Helmet law necessary in Iowa

Mark Blaedel

Thanks to the Daily for its difficult editorial regarding Tim Widmer’s tragic death which appeared Monday, April 27.

Your story is made even more tragic by the fact that the State of Iowa evidently had a motorcycle helmet law from September 1975 to July 1976, according to an article in The Des Moines Register of March 6, 1992. During the period the law was enforced, death rates were 40 percent lower than the year before and 30 percent lower than the year after the law. Evidently, lobbying groups were able to influence legislatures to actually repeal the law. The result is, as you said, that we, along with Illinois and Colorado, are one of three states in the land with no helmet protection laws. I think there are times to take a stand, but I don’t feel that lack of helmet protection laws is an issue on which Iowa should lead the way.
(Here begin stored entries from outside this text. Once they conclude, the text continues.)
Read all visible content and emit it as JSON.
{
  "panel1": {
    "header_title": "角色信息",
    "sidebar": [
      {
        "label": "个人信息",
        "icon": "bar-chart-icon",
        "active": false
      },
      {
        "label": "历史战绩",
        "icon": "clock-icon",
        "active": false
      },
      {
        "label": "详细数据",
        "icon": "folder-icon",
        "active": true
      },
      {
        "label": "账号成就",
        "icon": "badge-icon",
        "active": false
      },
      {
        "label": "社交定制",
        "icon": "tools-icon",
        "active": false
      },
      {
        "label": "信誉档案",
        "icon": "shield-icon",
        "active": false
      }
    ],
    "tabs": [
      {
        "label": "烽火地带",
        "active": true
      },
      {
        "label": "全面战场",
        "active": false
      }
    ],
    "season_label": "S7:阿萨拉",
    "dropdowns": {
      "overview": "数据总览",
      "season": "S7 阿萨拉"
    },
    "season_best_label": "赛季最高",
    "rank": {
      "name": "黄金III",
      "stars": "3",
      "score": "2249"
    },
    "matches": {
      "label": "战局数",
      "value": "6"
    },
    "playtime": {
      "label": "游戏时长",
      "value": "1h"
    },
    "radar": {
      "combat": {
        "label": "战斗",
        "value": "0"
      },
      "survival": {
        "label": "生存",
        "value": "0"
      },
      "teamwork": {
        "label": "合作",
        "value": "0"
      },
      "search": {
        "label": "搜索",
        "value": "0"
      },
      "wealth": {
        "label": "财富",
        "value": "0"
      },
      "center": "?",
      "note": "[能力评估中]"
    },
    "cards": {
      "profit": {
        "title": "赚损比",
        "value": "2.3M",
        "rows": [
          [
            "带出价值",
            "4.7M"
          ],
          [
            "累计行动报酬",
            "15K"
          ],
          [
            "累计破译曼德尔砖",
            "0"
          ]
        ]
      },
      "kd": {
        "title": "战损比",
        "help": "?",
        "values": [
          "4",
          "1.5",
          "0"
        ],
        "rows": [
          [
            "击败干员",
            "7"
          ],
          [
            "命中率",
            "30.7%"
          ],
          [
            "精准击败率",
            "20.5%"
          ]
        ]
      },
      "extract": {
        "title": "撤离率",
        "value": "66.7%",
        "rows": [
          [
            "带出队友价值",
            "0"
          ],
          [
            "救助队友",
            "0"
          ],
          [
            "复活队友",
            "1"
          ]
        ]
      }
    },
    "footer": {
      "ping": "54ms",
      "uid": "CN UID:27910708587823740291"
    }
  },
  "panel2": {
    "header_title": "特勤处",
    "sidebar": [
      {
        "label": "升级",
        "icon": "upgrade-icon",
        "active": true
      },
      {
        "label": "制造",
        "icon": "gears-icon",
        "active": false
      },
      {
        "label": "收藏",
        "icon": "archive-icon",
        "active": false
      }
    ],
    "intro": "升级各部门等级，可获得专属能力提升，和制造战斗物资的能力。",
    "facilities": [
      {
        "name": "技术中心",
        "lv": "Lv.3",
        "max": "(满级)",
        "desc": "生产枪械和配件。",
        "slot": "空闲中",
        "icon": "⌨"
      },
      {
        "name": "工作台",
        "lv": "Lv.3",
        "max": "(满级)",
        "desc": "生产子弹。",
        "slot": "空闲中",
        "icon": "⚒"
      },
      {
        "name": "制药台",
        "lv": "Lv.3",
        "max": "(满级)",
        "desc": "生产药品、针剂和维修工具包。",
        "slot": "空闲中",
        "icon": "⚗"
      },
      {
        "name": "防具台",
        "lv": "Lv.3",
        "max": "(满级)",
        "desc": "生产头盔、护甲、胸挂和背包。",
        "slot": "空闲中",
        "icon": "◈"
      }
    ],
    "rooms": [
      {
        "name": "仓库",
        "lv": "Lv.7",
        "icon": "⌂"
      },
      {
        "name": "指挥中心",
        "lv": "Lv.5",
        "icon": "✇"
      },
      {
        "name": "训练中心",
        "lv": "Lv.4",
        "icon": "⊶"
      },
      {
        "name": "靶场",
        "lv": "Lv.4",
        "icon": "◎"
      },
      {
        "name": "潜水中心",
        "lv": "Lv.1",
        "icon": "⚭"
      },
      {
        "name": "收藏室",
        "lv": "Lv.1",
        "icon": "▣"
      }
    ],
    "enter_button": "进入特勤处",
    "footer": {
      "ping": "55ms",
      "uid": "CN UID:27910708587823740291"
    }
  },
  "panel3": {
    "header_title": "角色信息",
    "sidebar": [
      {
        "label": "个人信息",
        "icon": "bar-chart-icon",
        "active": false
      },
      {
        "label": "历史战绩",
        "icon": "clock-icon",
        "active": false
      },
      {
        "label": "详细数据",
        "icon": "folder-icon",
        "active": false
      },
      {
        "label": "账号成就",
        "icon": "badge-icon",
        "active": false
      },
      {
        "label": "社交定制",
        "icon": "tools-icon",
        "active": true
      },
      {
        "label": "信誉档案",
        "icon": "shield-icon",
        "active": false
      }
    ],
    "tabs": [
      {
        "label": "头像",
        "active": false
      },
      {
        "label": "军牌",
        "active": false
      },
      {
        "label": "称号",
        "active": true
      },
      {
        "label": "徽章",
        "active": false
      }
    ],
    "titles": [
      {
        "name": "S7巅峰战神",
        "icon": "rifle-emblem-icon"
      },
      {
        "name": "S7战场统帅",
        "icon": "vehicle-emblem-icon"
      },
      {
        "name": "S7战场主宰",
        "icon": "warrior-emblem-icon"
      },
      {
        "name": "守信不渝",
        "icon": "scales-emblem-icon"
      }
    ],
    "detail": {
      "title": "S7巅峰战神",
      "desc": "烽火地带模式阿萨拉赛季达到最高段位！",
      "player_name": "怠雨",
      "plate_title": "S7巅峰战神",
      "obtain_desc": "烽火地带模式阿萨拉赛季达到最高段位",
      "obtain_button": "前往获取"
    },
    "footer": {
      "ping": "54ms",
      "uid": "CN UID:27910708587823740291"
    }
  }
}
In the same vein, let me plead for the use of bicycle helmets. Helmets are absolutely known to decrease injury to the head, face, and neck by 85 percent. Yet, in the three campus-wide helmet campaigns over the last three years, our Health Education unit has sold only 63 helmets on a campus of 25,000 students and 4,000 faculty and staff. Even if more helmets had been sold, they likely wouldn’t have been used. In a student questionnaire, we found that while 17 percent of students owned helmets, only 6 percent of those wore them. Helmets appear not a high priority item to the bike riding community. It seems what many folks who wear no helmets say is, “I don’t need it; I’m only going to campus.” They don’t realize that it often isn’t how fast or how far one is going that determines brain injury, but the vertical distance from head to pavement, and that becomes a factor the minute one climbs on a bike.

And one last thing. While we’re talking about fatal bike accidents, remember that in about a third of those accidents, the rider had been drinking. So please don’t drink when you drive — or ride.